O meu interesse pela escritora começou com a sua vinda para a Flip de 2013. Nunca havia prestado atenção a esse nome, mas na casa em que estava hospedada em Paraty, durante a primeira noite da festa, acabei pegando sem querer uma entrevista dela no Programa do Jô. Foi encantamento instantâneo. Primeiro, por ela ser incrivelmente simpática e por falar apaixonadamente sobre o seu “escritor-obsessão”. E segundo, por se esforçar para falar um português claro, preocupada com os erros de pronúncia, língua que aprendeu especialmente para participar da Flip – em um ano de conversas diárias com um brasileiro via Skype.
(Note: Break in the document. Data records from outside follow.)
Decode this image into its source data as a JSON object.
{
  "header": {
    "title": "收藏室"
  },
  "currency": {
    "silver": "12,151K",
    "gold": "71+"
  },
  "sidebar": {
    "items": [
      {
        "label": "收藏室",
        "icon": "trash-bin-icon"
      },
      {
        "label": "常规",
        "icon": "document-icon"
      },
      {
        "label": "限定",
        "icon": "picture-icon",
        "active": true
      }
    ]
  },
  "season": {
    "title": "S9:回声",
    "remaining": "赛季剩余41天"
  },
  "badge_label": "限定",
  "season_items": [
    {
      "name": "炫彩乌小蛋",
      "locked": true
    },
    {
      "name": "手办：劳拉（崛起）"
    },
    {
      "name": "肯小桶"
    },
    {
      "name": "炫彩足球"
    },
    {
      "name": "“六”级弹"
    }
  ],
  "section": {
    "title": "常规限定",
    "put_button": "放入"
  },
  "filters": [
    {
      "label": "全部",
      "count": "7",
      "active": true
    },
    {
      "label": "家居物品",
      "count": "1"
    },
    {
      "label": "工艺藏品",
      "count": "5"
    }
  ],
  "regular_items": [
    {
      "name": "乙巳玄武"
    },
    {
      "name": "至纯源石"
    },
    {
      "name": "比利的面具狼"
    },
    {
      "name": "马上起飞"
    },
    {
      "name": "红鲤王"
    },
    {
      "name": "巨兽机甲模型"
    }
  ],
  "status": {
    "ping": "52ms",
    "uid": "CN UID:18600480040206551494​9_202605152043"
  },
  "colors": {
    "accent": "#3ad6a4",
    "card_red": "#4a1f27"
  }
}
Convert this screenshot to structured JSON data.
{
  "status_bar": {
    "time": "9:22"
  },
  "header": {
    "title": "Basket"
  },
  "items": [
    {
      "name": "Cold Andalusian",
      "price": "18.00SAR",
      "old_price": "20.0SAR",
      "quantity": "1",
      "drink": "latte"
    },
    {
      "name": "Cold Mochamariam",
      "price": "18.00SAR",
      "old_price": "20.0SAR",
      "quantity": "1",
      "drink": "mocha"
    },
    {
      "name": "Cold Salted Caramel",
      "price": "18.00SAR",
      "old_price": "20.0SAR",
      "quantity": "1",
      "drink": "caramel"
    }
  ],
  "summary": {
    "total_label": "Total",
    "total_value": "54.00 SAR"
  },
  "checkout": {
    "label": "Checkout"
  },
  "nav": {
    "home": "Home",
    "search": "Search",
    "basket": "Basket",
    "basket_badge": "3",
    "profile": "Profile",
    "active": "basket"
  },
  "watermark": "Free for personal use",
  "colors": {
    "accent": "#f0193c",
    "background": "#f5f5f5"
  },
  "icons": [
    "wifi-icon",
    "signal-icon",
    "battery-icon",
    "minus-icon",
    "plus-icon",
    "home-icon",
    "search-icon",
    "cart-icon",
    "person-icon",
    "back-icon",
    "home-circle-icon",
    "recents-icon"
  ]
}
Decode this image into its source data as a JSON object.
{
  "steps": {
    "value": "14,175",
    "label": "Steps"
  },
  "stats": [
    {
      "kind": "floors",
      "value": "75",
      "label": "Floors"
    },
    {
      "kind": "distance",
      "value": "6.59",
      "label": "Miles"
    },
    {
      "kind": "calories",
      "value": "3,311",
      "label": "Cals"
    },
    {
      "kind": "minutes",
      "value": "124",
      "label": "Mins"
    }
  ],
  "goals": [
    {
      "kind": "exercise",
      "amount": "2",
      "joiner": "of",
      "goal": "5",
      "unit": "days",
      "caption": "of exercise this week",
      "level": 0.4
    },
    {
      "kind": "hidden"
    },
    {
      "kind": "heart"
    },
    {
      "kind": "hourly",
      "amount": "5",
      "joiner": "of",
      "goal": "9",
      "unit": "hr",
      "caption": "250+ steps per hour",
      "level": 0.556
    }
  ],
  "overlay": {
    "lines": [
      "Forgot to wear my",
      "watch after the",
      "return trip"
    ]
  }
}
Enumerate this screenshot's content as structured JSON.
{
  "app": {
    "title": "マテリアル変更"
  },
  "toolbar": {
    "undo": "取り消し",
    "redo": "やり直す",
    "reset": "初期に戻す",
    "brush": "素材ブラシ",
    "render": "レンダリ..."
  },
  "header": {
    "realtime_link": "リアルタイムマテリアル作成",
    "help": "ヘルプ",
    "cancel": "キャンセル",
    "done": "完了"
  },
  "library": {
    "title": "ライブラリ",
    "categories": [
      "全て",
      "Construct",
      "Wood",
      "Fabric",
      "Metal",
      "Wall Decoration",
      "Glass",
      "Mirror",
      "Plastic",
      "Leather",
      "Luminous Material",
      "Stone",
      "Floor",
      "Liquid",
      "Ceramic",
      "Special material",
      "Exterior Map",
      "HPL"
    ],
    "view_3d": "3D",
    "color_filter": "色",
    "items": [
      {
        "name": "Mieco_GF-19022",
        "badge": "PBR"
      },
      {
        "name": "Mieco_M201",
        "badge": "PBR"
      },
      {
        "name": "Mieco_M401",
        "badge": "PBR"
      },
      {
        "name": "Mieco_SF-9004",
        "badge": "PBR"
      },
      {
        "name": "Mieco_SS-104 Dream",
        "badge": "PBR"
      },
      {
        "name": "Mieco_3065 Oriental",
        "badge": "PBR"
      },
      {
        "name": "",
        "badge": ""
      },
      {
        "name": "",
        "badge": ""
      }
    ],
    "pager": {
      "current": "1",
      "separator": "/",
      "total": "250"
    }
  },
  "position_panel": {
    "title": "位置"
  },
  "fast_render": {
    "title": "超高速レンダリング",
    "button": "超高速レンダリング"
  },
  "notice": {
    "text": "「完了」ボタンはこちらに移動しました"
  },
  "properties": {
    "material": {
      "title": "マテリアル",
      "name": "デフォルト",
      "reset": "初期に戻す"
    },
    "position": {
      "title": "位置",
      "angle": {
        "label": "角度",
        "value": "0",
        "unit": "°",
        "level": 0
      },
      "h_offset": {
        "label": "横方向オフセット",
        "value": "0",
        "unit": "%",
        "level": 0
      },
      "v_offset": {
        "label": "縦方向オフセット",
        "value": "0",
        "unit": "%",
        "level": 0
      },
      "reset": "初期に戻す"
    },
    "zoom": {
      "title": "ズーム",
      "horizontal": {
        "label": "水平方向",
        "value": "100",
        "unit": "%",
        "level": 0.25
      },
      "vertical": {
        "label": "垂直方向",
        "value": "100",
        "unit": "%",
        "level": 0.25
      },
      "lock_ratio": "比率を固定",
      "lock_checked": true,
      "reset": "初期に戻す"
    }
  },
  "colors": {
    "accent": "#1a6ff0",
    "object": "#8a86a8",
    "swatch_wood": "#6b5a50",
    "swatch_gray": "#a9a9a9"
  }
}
Sei que não se deve misturar o autor com a obra ao analisar um livro, mas me surpreendi com a humildade e inteligência de Lila – pelo menos humildade não é o que eu espero de uma pessoa que dê aulas desde os 23 anos de idade em Harvard e fala mais de seis idiomas. Minha experiência com acadêmicos geralmente os relaciona com pedantismo. E também é difícil separar autor e obra ao ler um livro que faz justamente isso: mistura a ficção e a realidade da vida de Nabokov e dela mesma.